Diction Cloud  /  Diction & Phrase  /  N+7  /  Canceled Text  /  Boolean Poetry  /  Translexical Translation  / 
Total Transfusion  /  Rhyme Mining  /   Syntax  /  A Sweeping Bow Cut-Up Dialogue  /
Portrait by Metaphor & Catalogue  /  Poem of the Ordinary / Bounce Back


Diction Cloud
Choose a poem and list all the words in the poem in alphabetical order. Write a poem using these words. Don't look at the original again until you have made several drafts of your own poem. °
How flexible can you be? Since the purpose of the exercise is to place you in someone else's diction cloud, I recommend either a very strict rule or something like "80% of the words in your poem must be from the list." Another possibility is to limit yourself to the list for substantive words but allow flexibility for small words (articles, conjunctions, prepositions). ° Variation: have a friend choose the poem and list the words, so you won't know your source till your poem is finished.

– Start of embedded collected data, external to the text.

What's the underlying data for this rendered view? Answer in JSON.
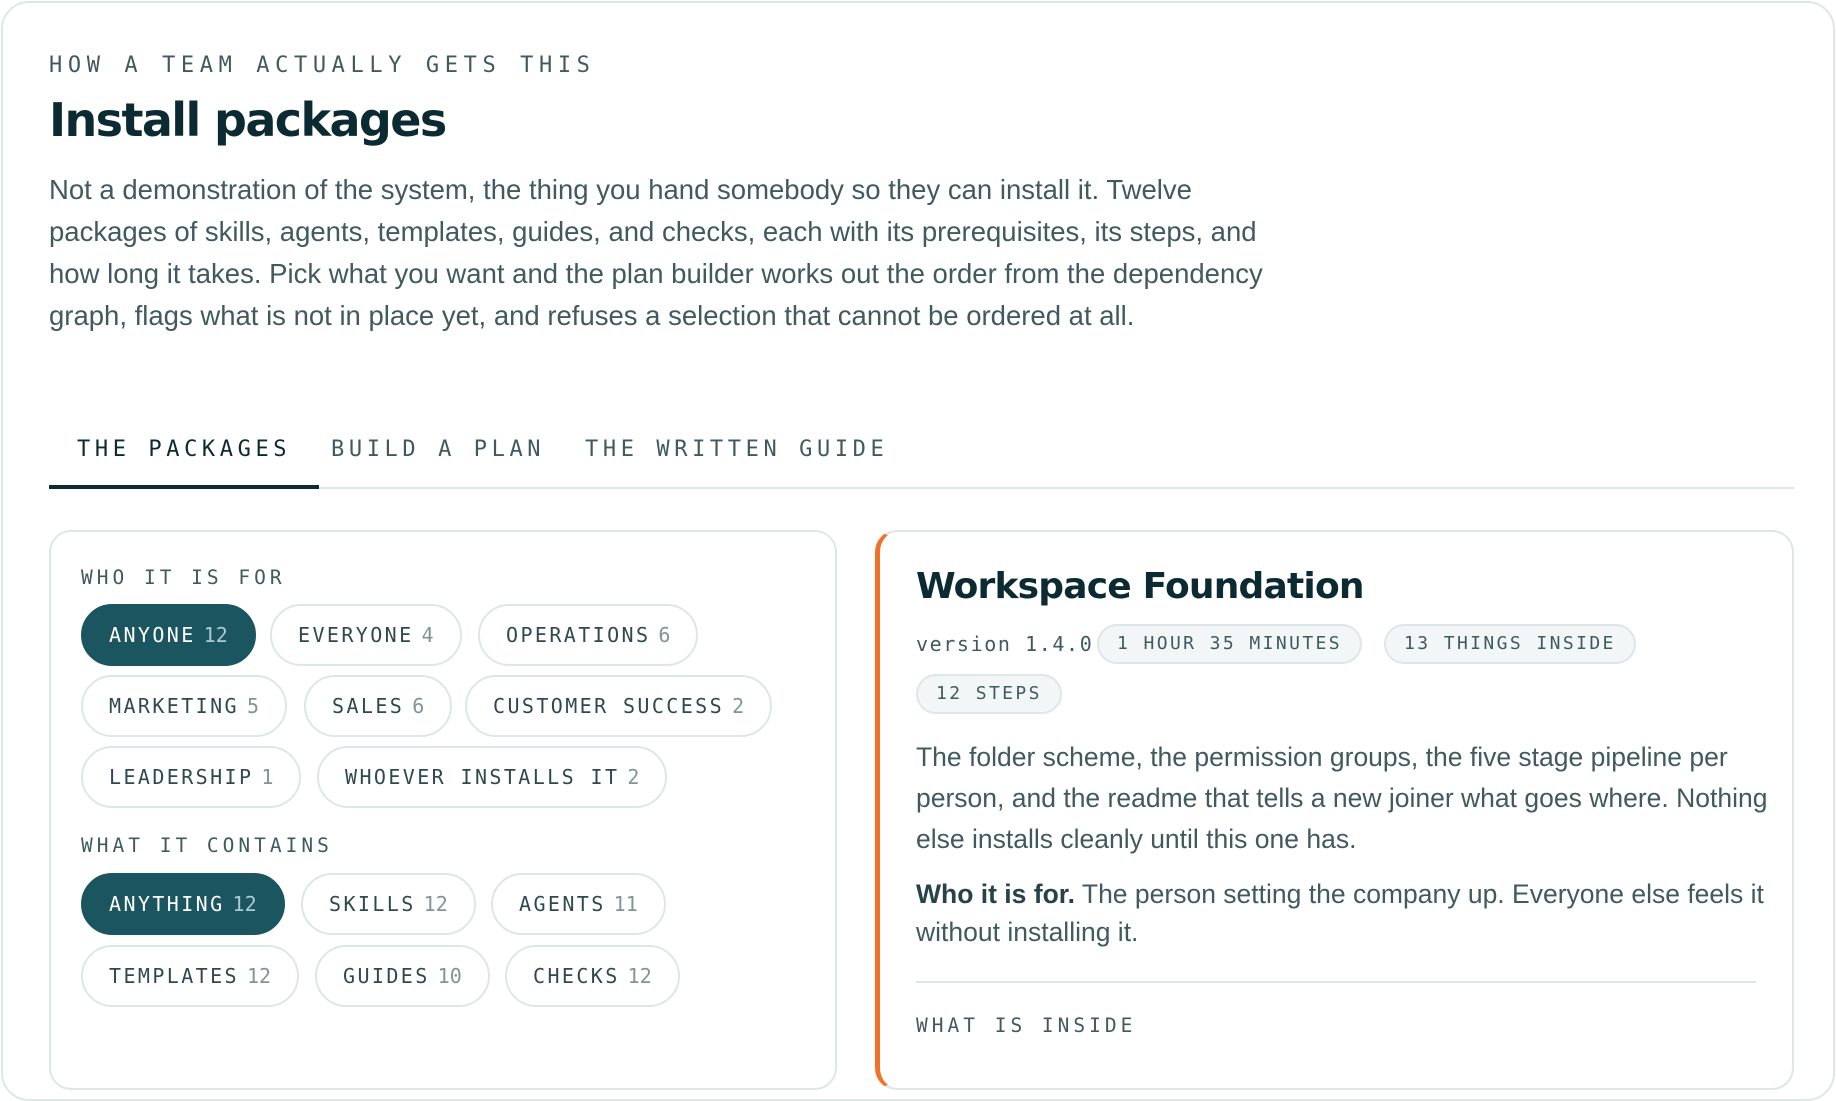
{
  "header": {
    "eyebrow": "HOW A TEAM ACTUALLY GETS THIS",
    "title": "Install packages",
    "lede": "Not a demonstration of the system, the thing you hand somebody so they can install it. Twelve packages of skills, agents, templates, guides, and checks, each with its prerequisites, its steps, and how long it takes. Pick what you want and the plan builder works out the order from the dependency graph, flags what is not in place yet, and refuses a selection that cannot be ordered at all."
  },
  "tabs": [
    {
      "label": "THE PACKAGES",
      "active": true
    },
    {
      "label": "BUILD A PLAN",
      "active": false
    },
    {
      "label": "THE WRITTEN GUIDE",
      "active": false
    }
  ],
  "filters": {
    "audience": {
      "label": "WHO IT IS FOR",
      "chips": [
        {
          "label": "ANYONE",
          "count": "12",
          "selected": true
        },
        {
          "label": "EVERYONE",
          "count": "4",
          "selected": false
        },
        {
          "label": "OPERATIONS",
          "count": "6",
          "selected": false
        },
        {
          "label": "MARKETING",
          "count": "5",
          "selected": false
        },
        {
          "label": "SALES",
          "count": "6",
          "selected": false
        },
        {
          "label": "CUSTOMER SUCCESS",
          "count": "2",
          "selected": false
        },
        {
          "label": "LEADERSHIP",
          "count": "1",
          "selected": false
        },
        {
          "label": "WHOEVER INSTALLS IT",
          "count": "2",
          "selected": false
        }
      ]
    },
    "contents": {
      "label": "WHAT IT CONTAINS",
      "chips": [
        {
          "label": "ANYTHING",
          "count": "12",
          "selected": true
        },
        {
          "label": "SKILLS",
          "count": "12",
          "selected": false
        },
        {
          "label": "AGENTS",
          "count": "11",
          "selected": false
        },
        {
          "label": "TEMPLATES",
          "count": "12",
          "selected": false
        },
        {
          "label": "GUIDES",
          "count": "10",
          "selected": false
        },
        {
          "label": "CHECKS",
          "count": "12",
          "selected": false
        }
      ]
    }
  },
  "package": {
    "title": "Workspace Foundation",
    "version": "version 1.4.0",
    "badges": [
      "1 HOUR 35 MINUTES",
      "13 THINGS INSIDE",
      "12 STEPS"
    ],
    "description": "The folder scheme, the permission groups, the five stage pipeline per person, and the readme that tells a new joiner what goes where. Nothing else installs cleanly until this one has.",
    "who_label": "Who it is for.",
    "who_text": " The person setting the company up. Everyone else feels it without installing it.",
    "inside_label": "WHAT IS INSIDE"
  },
  "colors": {
    "accent": "#f07226",
    "selected_chip": "#1b5560",
    "border": "#dfe6e7"
  }
}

A lesser-known poem by a poet you admire, perhaps? Or a poet you have never read.

Diction & Phrase
Choose a poet. Select key words and phrasings from several of his or her poems. Use these words in either a) a poem about your poet, or b) a poem on a different subject but thematically related to some of  your poet's most typical obsessions.


N + 7
One of Oulipo's most well-known operations, invented by Jean Lescure, N+7 is very simple: choose a text you want to alter; replace each noun (N) with the seventh noun following it in a dictionary (+7). ° Base text can be original or found, famous or obscure, but in this case your text should be one to which you which to pay tribute, however ironically. A base text with a strong tone and syntax will produce the most readable results. ° Choosing your dictionary is equally important. As the Compendium puts it: "When choosing a dictionary, it is useful to remember that the smaller it is, the greater the alphabetic distance between the original word and its replacement and the simpler the words found." The example provided is the beginning of the Book of Genesis, altered using a large, a small, and a very small dictionary. The results begin:

In the beguinage god created the hebdomad and the earthfall. And the earthfall was without formalization, and void; and darnex was upon the facette of the deerhair.

In the behest God created the heckelphone and the easement. And the easement was without format, and void and darshan was upon the facial of the defeasance.

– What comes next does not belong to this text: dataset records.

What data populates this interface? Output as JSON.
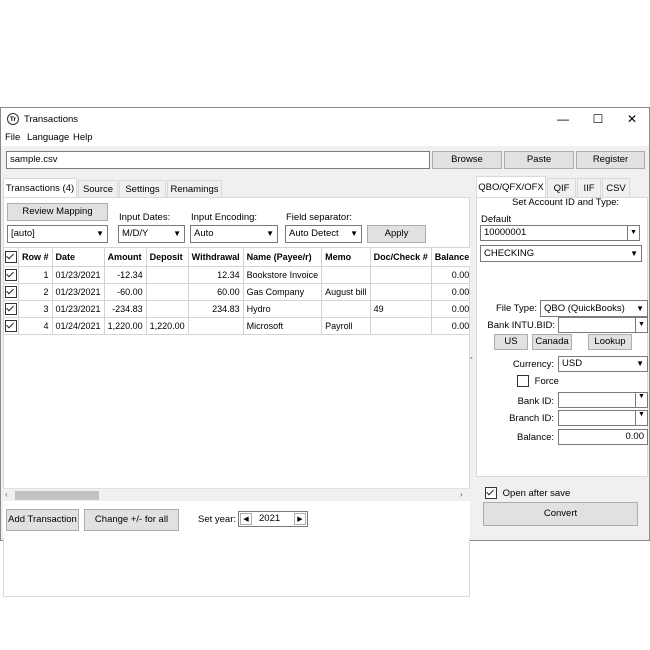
{
  "window": {
    "title": "Transactions",
    "icon_text": "Tr",
    "minimize": "—",
    "maximize": "☐",
    "close": "✕"
  },
  "menu": [
    "File",
    "Language",
    "Help"
  ],
  "file": {
    "path": "sample.csv",
    "browse": "Browse",
    "paste": "Paste",
    "register": "Register"
  },
  "left_tabs": [
    {
      "label": "Transactions (4)",
      "active": true
    },
    {
      "label": "Source",
      "active": false
    },
    {
      "label": "Settings",
      "active": false
    },
    {
      "label": "Renamings",
      "active": false
    }
  ],
  "options": {
    "review_mapping": "Review Mapping",
    "mapping_value": "[auto]",
    "input_dates_label": "Input Dates:",
    "input_dates_value": "M/D/Y",
    "input_encoding_label": "Input Encoding:",
    "input_encoding_value": "Auto",
    "field_separator_label": "Field separator:",
    "field_separator_value": "Auto Detect",
    "apply": "Apply"
  },
  "table": {
    "columns": [
      "",
      "Row #",
      "Date",
      "Amount",
      "Deposit",
      "Withdrawal",
      "Name (Payee/r)",
      "Memo",
      "Doc/Check #",
      "Balance"
    ],
    "rows": [
      {
        "checked": true,
        "row": "1",
        "date": "01/23/2021",
        "amount": "-12.34",
        "deposit": "",
        "withdrawal": "12.34",
        "name": "Bookstore Invoice",
        "memo": "",
        "doc": "",
        "balance": "0.00"
      },
      {
        "checked": true,
        "row": "2",
        "date": "01/23/2021",
        "amount": "-60.00",
        "deposit": "",
        "withdrawal": "60.00",
        "name": "Gas Company",
        "memo": "August bill",
        "doc": "",
        "balance": "0.00"
      },
      {
        "checked": true,
        "row": "3",
        "date": "01/23/2021",
        "amount": "-234.83",
        "deposit": "",
        "withdrawal": "234.83",
        "name": "Hydro",
        "memo": "",
        "doc": "49",
        "balance": "0.00"
      },
      {
        "checked": true,
        "row": "4",
        "date": "01/24/2021",
        "amount": "1,220.00",
        "deposit": "1,220.00",
        "withdrawal": "",
        "name": "Microsoft",
        "memo": "Payroll",
        "doc": "",
        "balance": "0.00"
      }
    ]
  },
  "bottom": {
    "add_transaction": "Add Transaction",
    "change_sign": "Change +/- for all",
    "set_year_label": "Set year:",
    "year": "2021"
  },
  "right_tabs": [
    {
      "label": "QBO/QFX/OFX",
      "active": true
    },
    {
      "label": "QIF",
      "active": false
    },
    {
      "label": "IIF",
      "active": false
    },
    {
      "label": "CSV",
      "active": false
    }
  ],
  "right": {
    "heading": "Set Account ID and Type:",
    "default_label": "Default",
    "account_id": "10000001",
    "account_type": "CHECKING",
    "file_type_label": "File Type:",
    "file_type_value": "QBO (QuickBooks)",
    "bank_intu_label": "Bank INTU.BID:",
    "bank_intu_value": "",
    "us": "US",
    "canada": "Canada",
    "lookup": "Lookup",
    "currency_label": "Currency:",
    "currency_value": "USD",
    "force_label": "Force",
    "bank_id_label": "Bank ID:",
    "branch_id_label": "Branch ID:",
    "balance_label": "Balance:",
    "balance_value": "0.00",
    "open_after_save": "Open after save",
    "convert": "Convert"
  },
  "icons": [
    "app-icon",
    "dropdown-arrow-icon",
    "checkbox-icon",
    "left-arrow-icon",
    "right-arrow-icon",
    "splitter-handle-icon"
  ]
}
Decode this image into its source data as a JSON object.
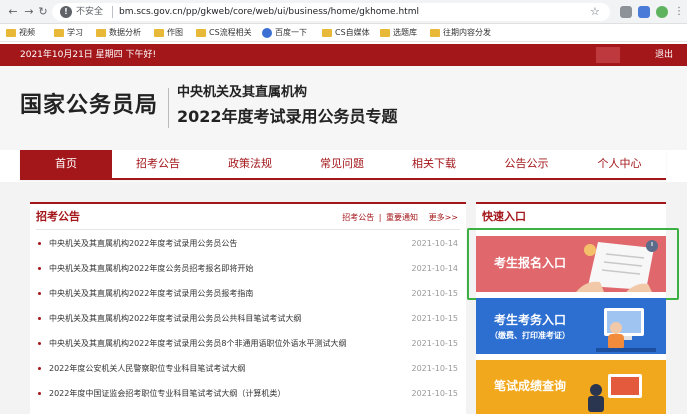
{
  "browser": {
    "security_text": "不安全",
    "url": "bm.scs.gov.cn/pp/gkweb/core/web/ui/business/home/gkhome.html",
    "bookmarks": [
      "视频",
      "学习",
      "数据分析",
      "作图",
      "CS流程相关",
      "百度一下",
      "CS自媒体",
      "选题库",
      "往期内容分发"
    ]
  },
  "top_strip": {
    "date": "2021年10月21日  星期四  下午好!",
    "logout": "退出"
  },
  "header": {
    "site_name": "国家公务员局",
    "subtitle_1": "中央机关及其直属机构",
    "subtitle_2": "2022年度考试录用公务员专题"
  },
  "nav": {
    "items": [
      "首页",
      "招考公告",
      "政策法规",
      "常见问题",
      "相关下载",
      "公告公示",
      "个人中心"
    ]
  },
  "notices": {
    "title": "招考公告",
    "links": [
      "招考公告",
      "|",
      "重要通知",
      "更多>>"
    ],
    "items": [
      {
        "title": "中央机关及其直属机构2022年度考试录用公务员公告",
        "date": "2021-10-14"
      },
      {
        "title": "中央机关及其直属机构2022年度公务员招考报名即将开始",
        "date": "2021-10-14"
      },
      {
        "title": "中央机关及其直属机构2022年度考试录用公务员报考指南",
        "date": "2021-10-15"
      },
      {
        "title": "中央机关及其直属机构2022年度考试录用公务员公共科目笔试考试大纲",
        "date": "2021-10-15"
      },
      {
        "title": "中央机关及其直属机构2022年度考试录用公务员8个非通用语职位外语水平测试大纲",
        "date": "2021-10-15"
      },
      {
        "title": "2022年度公安机关人民警察职位专业科目笔试考试大纲",
        "date": "2021-10-15"
      },
      {
        "title": "2022年度中国证监会招考职位专业科目笔试考试大纲（计算机类）",
        "date": "2021-10-15"
      }
    ]
  },
  "quick": {
    "title": "快速入口",
    "register": "考生报名入口",
    "exam_service": "考生考务入口",
    "exam_service_sub": "（缴费、打印准考证）",
    "score": "笔试成绩查询"
  },
  "colors": {
    "brand_red": "#a3161a",
    "highlight_green": "#3cb043",
    "register_card": "#e0686c",
    "exam_card": "#2c6fd1",
    "score_card": "#f2a81d"
  }
}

In the bend God created the hen and the education. And the education was without founder, and void; and death was upon the falsehood of the demand.

Other considerations: When the base text includes nouns in apposition, such as trail head you can make your own rule: apply N+7 to both words; consider the first word an adjective and alter only the second word; or take the expression as a single noun trailhead, and alter it by the normal practice. ° When altering a metrical poem, you can choose to respect or to ignore meter. To preserve the meter, start with the 7th noun and continue searching until you find a noun that will fit the meter. In some cases, the alphabetic distance may be very great, even crossing into subsequent letters.

Canceled Text
Choose a poem and create a new poem from it, by obliterating all the words you don't want to preserve. You can cross them out, black them out, white them out, paint over them, print them in a pale font (leaving your selected words in black), or remove them entirely.
° However you choose to do away with the canceled words, you must leave your selected words in place, positioned on the page where you found them. ° For the purposes of homage or satire, your new poem should comment on or respond do the original poem.

Boolean Poetry
Take two texts and consider them as two sets of words. Determine where those two sets overlap, and you now have three sets of words: those appearing only in text A, those appearing only in text B, and those appearing in both A & B. These three sets can be used to create separate poems, different verses of the same poem, or in some other pattern. ° To turn this into homage, use as your source texts three poems by one poet; or, perhaps, create a dialogue between two poets by using one poem by each of them.


Translexical Translation
From the Oulipo Compendium: "A text on a given subject is emptied of all its key words, which are then replaced by a different set. The relationships between these new key words must be similar to the relationships which existed between the words in the original. The syntax and secondary words of the original are left unaltered."


Total Transfusion
The best way to explain this is to give you an example. You could think of this as a translexical lexicon with no limits. So read the example, choose a model poem, and have at it.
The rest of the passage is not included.